Floridians across the Gulf Coast are reporting unusual sightings of colorful flamingos as far north as the Panhandle area following Hurricane Idalia.

According to the Florida Fish and Wildlife Conservation Commission (FWC), 95% of flamingo sightings occur within the Everglades, Biscayne Bay, and the Florida Keys. But after Idalia swept up the Gulf coast, it appeared to have left several flamboyances – the term for a group of flamingos – in its wake.

Sightings were reported from Sanibel Island, near Fort Myers, to St. Marks, south of Tallahassee. The birds are native to Venezuela, Mexico and the Caribbean, according to the FWC, so is it possible they were carried up north with Hurricane Idalia?
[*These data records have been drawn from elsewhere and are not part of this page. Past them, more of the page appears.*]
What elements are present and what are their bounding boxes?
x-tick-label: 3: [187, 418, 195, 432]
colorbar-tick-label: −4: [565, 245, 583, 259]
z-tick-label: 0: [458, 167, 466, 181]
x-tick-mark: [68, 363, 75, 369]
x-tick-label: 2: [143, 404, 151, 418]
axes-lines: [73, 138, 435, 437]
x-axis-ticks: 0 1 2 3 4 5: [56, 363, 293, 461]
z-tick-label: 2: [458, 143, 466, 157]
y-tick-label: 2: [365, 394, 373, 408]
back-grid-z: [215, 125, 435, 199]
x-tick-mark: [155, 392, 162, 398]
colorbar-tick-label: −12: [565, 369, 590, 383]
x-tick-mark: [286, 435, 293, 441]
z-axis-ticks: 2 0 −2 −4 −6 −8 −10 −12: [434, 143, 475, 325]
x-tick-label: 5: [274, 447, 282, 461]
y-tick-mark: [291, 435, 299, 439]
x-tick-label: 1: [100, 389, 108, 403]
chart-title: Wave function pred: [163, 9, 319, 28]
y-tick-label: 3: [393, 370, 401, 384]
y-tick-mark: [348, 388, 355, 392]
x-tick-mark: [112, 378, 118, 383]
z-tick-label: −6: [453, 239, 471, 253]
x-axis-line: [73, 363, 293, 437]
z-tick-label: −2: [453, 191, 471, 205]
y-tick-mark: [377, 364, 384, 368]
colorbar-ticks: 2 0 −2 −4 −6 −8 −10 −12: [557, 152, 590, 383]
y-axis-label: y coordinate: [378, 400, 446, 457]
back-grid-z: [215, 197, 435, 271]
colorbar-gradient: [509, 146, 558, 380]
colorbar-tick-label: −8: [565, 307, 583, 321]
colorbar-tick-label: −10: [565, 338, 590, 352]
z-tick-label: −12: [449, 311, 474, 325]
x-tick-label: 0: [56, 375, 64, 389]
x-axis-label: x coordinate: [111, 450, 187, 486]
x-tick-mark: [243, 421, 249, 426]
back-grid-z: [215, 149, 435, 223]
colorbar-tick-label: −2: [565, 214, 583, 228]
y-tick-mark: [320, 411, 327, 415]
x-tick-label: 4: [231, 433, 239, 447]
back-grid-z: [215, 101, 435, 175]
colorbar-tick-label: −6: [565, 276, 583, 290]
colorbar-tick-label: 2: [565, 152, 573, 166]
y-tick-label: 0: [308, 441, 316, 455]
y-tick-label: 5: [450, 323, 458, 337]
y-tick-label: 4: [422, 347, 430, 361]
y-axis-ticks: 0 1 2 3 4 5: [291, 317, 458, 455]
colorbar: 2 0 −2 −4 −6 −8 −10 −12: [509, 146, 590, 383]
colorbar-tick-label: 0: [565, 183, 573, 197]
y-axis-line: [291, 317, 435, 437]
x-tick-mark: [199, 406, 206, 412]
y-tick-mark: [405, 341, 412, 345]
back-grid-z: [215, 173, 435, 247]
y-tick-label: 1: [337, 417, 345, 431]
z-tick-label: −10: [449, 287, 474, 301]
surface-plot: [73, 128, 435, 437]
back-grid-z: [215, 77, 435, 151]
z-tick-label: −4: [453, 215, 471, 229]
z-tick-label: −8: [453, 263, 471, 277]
A wildlife expert told the Fort Myers News-Press that is likely the case.

“There’s no way they’re not storm birds. The question is, where did they come from?” Keith Laakkonen, director of the Corkscrew Swamp Sanctuary in Naples, told the News-Press. “Was it Cuba or Mexico? There are good populations in the Yucatan, and several of the birds that were seen were juveniles, so these birds were from a breeding population.”

(Courtesy St. Marks Wildlife Refuge)

St. Marks already had a famous hurricane-riding flamingo before Idalia came along. A storm with a similar track to Idalia, Hurricane Michael, left behind a lone American flamingo at St. Marks Wildlife Refuge in 2018.

The solitary shore bird became a celebrity among park guests and staff, who named it Pinky. It was the first wild flamingo spotted in the area since 1995, according to the News-Press, when Hurricane Allison carried one in. 

Nearly five years after the storm, Pinky still hangs out in the salt flats around St. Marks, but now it appears to have found some friends – a flamboyance of its own.